Ana Sayfa
Kavram Arama : THS Google   |   Forum İçi Arama  

Üye İsmi
Şifre

Meslektaşların Soruları Hukukçu meslektaşların hukuki nitelikte sorularını birbirlerine yöneltecekleri mesleki yardımlaşma forumu. SADECE hukuk fakültesi mezunları ile hukuk profesyonellerinin (bilirkişi, icra müdürü vb.) yazışmasına açıktır. [Yeni Soru Sorun]

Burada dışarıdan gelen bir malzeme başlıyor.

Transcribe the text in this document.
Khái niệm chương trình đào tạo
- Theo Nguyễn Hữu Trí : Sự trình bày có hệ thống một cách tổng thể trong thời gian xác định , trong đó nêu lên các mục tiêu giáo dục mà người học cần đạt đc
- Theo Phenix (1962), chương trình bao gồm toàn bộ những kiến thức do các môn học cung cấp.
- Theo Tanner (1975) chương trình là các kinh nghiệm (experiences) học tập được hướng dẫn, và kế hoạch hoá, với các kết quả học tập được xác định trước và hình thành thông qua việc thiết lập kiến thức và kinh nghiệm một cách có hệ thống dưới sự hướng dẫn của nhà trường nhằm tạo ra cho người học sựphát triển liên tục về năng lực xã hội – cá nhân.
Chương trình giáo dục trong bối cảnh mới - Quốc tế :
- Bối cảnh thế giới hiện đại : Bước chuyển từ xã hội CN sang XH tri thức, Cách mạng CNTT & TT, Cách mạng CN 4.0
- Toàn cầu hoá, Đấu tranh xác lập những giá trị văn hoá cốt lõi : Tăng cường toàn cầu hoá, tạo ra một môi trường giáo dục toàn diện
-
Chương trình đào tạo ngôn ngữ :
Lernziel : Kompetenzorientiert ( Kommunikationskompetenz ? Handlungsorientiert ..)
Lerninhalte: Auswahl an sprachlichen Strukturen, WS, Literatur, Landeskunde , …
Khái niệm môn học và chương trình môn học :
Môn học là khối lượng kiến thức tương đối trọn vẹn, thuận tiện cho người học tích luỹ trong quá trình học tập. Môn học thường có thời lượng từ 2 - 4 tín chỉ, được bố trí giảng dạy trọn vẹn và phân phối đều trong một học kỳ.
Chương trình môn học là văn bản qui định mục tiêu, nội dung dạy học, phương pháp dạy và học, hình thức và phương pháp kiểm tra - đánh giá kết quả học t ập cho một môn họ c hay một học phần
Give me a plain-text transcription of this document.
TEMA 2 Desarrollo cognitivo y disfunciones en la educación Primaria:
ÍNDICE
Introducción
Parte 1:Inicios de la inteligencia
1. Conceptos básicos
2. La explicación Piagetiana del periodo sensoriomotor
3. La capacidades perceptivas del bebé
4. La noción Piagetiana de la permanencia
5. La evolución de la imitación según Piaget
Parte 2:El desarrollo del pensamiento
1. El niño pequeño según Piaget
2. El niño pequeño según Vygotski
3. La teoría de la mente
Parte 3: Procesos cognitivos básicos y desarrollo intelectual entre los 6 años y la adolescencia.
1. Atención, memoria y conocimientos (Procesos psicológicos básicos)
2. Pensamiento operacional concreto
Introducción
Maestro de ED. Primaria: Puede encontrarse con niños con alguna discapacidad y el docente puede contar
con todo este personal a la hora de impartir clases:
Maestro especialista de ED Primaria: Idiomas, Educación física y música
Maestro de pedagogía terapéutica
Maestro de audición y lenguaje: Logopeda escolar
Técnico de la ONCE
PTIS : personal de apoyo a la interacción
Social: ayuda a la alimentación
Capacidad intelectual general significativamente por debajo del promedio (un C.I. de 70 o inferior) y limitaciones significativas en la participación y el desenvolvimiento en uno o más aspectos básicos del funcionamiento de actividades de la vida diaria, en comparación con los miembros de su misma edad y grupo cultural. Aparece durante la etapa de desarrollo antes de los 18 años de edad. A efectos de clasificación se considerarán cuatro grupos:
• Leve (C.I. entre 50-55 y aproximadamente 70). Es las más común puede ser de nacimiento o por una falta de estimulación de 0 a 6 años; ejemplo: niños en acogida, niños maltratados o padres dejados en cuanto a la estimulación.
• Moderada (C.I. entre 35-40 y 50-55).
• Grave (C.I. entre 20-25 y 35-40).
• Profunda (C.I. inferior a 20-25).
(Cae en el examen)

sözleşmenin adil yorumlanması ilkesi nedir

Yanıt
Konuyu Değerlendirin Konu İçinde Arama Konu Araçları  
Old 04-04-2008, 17:06   #1
a.lawyer

 
Kitap sözleşmenin adil yorumlanması ilkesi nedir

Herkese iyi çalışmalar. Sorum şu; Ticari şirket olan iki taraf arasında sözleşme yapılıyor. Bu sözleşmede, sadece satıcı konumundaki şirket olağanüstü ve öngörülemeyen hallerden korunuyor. Bu durumda, sözleşme hukukuna hakim olan eşitlik ilkesi gereğince alıcı konumundaki diğer şirketin de bu maddeden faydalanabileceği görüşündeyim. Aksi durum, sözleşmelerin adil yorumlanması ve eşitlik ilkesine aykırı değil midir? Bu konuda bilgisi olan, elinde örnek karar olan paylaşırsa sevinirim. Teşekkürler.
Old 06-04-2008, 01:44   #2
Av.Sever Köz

 
Varsayılan

Yanılıyorsam düzeltin ama "sözleşme"lerdeki yasakların çerçevesi BK.19 ve 20 değil midir?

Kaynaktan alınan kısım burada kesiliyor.